Эмма была одна. Вечерело. Муслиновые занавески на окнах сгущали сумрак; в зеркале, между зубчатых ветвей кораллового полипа, отражался блеск позолоты барометра, на который падал солнечный луч.
Родольф не садился. Видно было, что Эмме стоит большого труда отвечать на его первые учтивые фразы.
– Я был занят, - сказал он.
– Потом болел.
– Опасно?
– воскликнула она.
– Да нет!
– садясь рядом с ней, ответил Родольф.
– Просто я решил больше к вам не приходить.
– Почему?
– Вы не догадываетесь?
Родольф опять посмотрел на нее, и таким страстным взором, что она вспыхнула и опустила голову.
– Эмма...
– снова заговорил он.
– Милостивый государь!
– слегка подавшись назад сказала Эмма.
– Ах, теперь вы сами видите, как я был прав, что не хотел больше к вам приходить!
– печально сказал Родольф.
– Ваше имя беспрерывно звучит у меня в душе, оно невольно срывается с моих уст, а вы мне запрещаете произносить его! Госпожа Бовари!.. Так вас называют все!.. Да это и не ваше имя - это имя другого человека! Другого!
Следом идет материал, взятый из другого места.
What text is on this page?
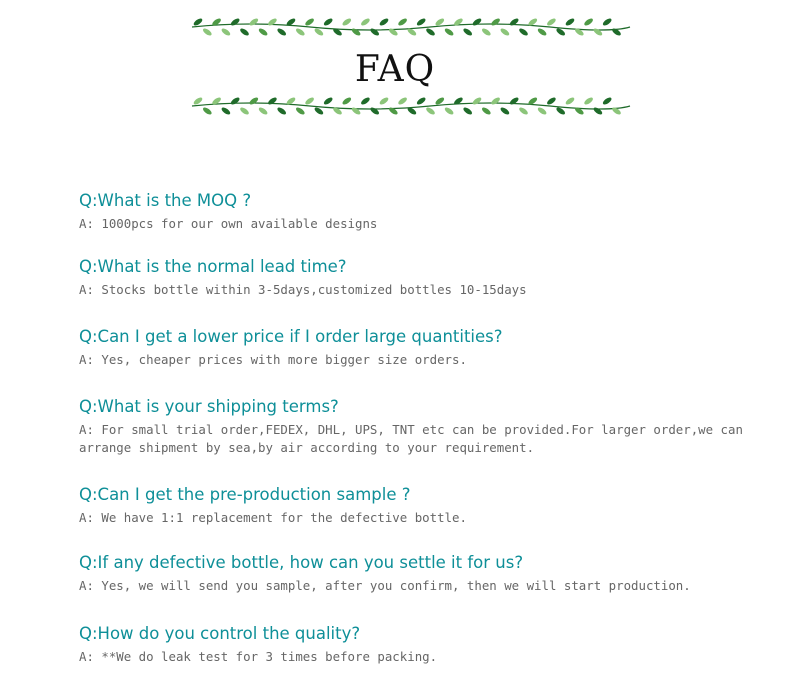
FAQ
Q:What is the MOQ ?
A: 1000pcs for our own available designs
Q:What is the normal lead time?
A: Stocks bottle within 3-5days,customized bottles 10-15days
Q:Can I get a lower price if I order large quantities?
A: Yes, cheaper prices with more bigger size orders.
Q:What is your shipping terms?
A: For small trial order,FEDEX, DHL, UPS, TNT etc can be provided.For larger order,we can arrange shipment by sea,by air according to your requirement.
Q:Can I get the pre-production sample ?
A: We have 1:1 replacement for the defective bottle.
Q:If any defective bottle, how can you settle it for us?
A: Yes, we will send you sample, after you confirm, then we will start production.
Q:How do you control the quality?
A: **We do leak test for 3 times before packing.
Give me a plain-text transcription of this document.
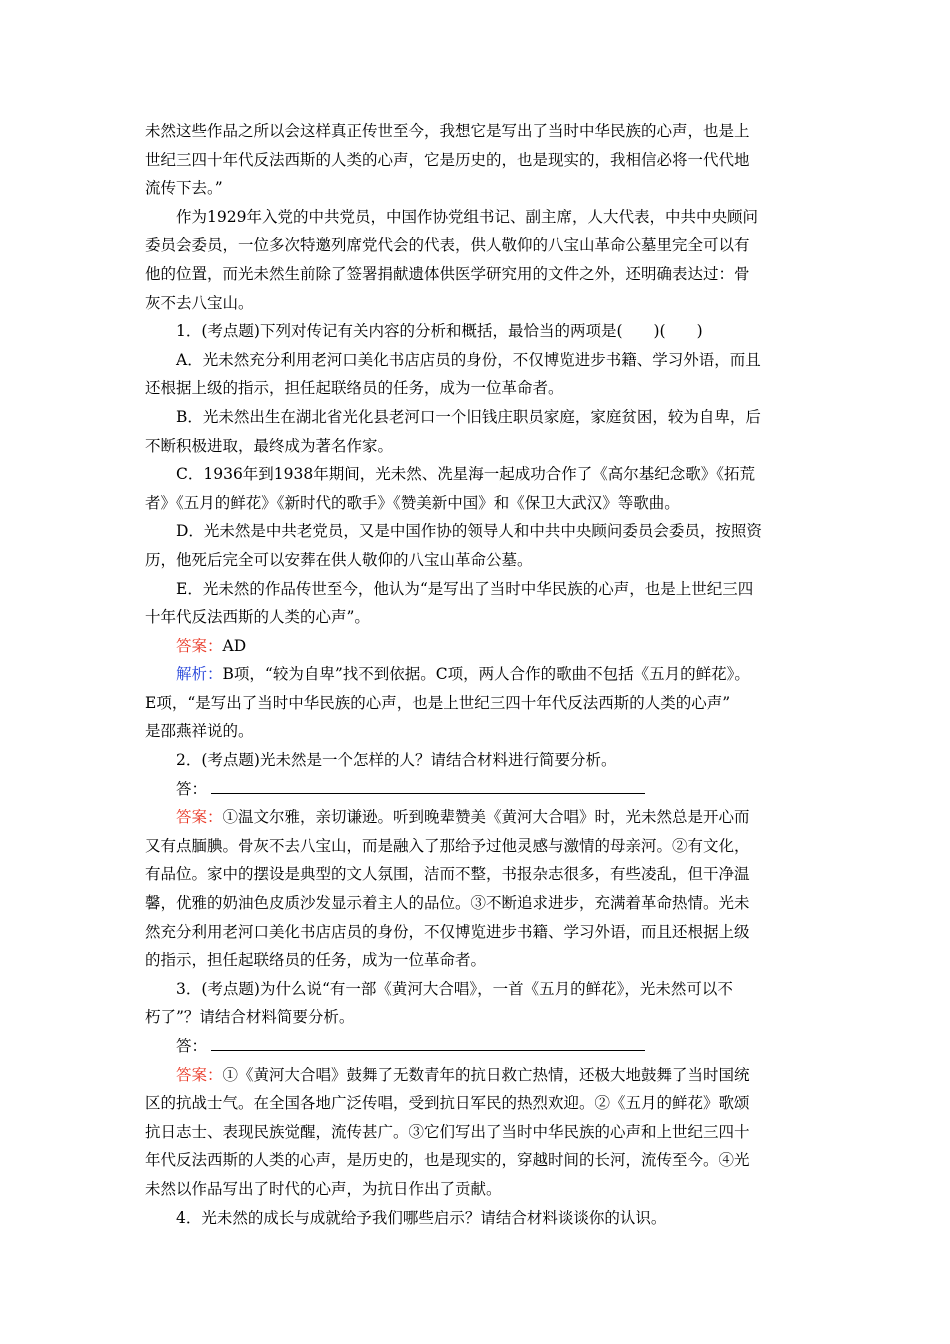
未然这些作品之所以会这样真正传世至今，我想它是写出了当时中华民族的心声，也是上
世纪三四十年代反法西斯的人类的心声，它是历史的，也是现实的，我相信必将一代代地
流传下去。”
作为1929年入党的中共党员，中国作协党组书记、副主席，人大代表，中共中央顾问
委员会委员，一位多次特邀列席党代会的代表，供人敬仰的八宝山革命公墓里完全可以有
他的位置，而光未然生前除了签署捐献遗体供医学研究用的文件之外，还明确表达过：骨
灰不去八宝山。
1．(考点题)下列对传记有关内容的分析和概括，最恰当的两项是(　　)(　　)
A．光未然充分利用老河口美化书店店员的身份，不仅博览进步书籍、学习外语，而且
还根据上级的指示，担任起联络员的任务，成为一位革命者。
B．光未然出生在湖北省光化县老河口一个旧钱庄职员家庭，家庭贫困，较为自卑，后
不断积极进取，最终成为著名作家。
C．1936年到1938年期间，光未然、冼星海一起成功合作了《高尔基纪念歌》《拓荒
者》《五月的鲜花》《新时代的歌手》《赞美新中国》和《保卫大武汉》等歌曲。
D．光未然是中共老党员，又是中国作协的领导人和中共中央顾问委员会委员，按照资
历，他死后完全可以安葬在供人敬仰的八宝山革命公墓。
E．光未然的作品传世至今，他认为“是写出了当时中华民族的心声，也是上世纪三四
十年代反法西斯的人类的心声”。
答案：AD
解析：B项，“较为自卑”找不到依据。C项，两人合作的歌曲不包括《五月的鲜花》。
E项，“是写出了当时中华民族的心声，也是上世纪三四十年代反法西斯的人类的心声”
是邵燕祥说的。
2．(考点题)光未然是一个怎样的人？请结合材料进行简要分析。
答：
答案：①温文尔雅，亲切谦逊。听到晚辈赞美《黄河大合唱》时，光未然总是开心而
又有点腼腆。骨灰不去八宝山，而是融入了那给予过他灵感与激情的母亲河。②有文化，
有品位。家中的摆设是典型的文人氛围，洁而不整，书报杂志很多，有些凌乱，但干净温
馨，优雅的奶油色皮质沙发显示着主人的品位。③不断追求进步，充满着革命热情。光未
然充分利用老河口美化书店店员的身份，不仅博览进步书籍、学习外语，而且还根据上级
的指示，担任起联络员的任务，成为一位革命者。
3．(考点题)为什么说“有一部《黄河大合唱》，一首《五月的鲜花》，光未然可以不
朽了”？请结合材料简要分析。
答：
答案：①《黄河大合唱》鼓舞了无数青年的抗日救亡热情，还极大地鼓舞了当时国统
区的抗战士气。在全国各地广泛传唱，受到抗日军民的热烈欢迎。②《五月的鲜花》歌颂
抗日志士、表现民族觉醒，流传甚广。③它们写出了当时中华民族的心声和上世纪三四十
年代反法西斯的人类的心声，是历史的，也是现实的，穿越时间的长河，流传至今。④光
未然以作品写出了时代的心声，为抗日作出了贡献。
4．光未然的成长与成就给予我们哪些启示？请结合材料谈谈你的认识。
– повторил он и закрыл лицо руками.
– Да, я все время о вас вспоминаю!.. Думы о вас не дают мне покою! О, простите!.. Мы больше не увидимся... Прощайте!.. Я уезжаю далеко... так далеко, что больше вы обо мне не услышите!.. И тем не менее... сегодня что-то потянуло меня к вам! С небом не поборешься, против улыбки ангела не устоишь! Все прекрасное, чарующее, пленительное увлекает невольно.
Эмма впервые слышала такие слова, и ее самолюбие нежилось в них, словно в теплой ванне.
– Да, я не приходил, - продолжал он, - я не мог вас видеть, но зато я любовался всем, что вас окружает. Ночами... каждую ночь я вставал, шел сюда, смотрел на ваш дом, на крышу, блестевшую при луне, на деревья, колыхавшиеся под вашим окном, на огонек вашего ночника, мерцавшего во мраке сквозь оконные стекла. А вы и не знали, что вон там, так близко и в то же время так далеко, несчастный страдалец...
Эмма повернулась к нему.
– Какой вы добрый!
– дрогнувшим голосом проговорила она.
– Нет, я просто люблю вас - только и всего! А вы этого и не подозревали! Скажите же мне... одно слово! Одно лишь слово!
Родольф незаметно соскользнул с табурета на пол, но в это время в кухне послышались шаги, и он обратил внимание, что дверь не заперта.
– Умоляю вас, - сказал он, вставая, - исполните одно мое желание!
Ему хотелось осмотреть ее дом, знать, как она живет.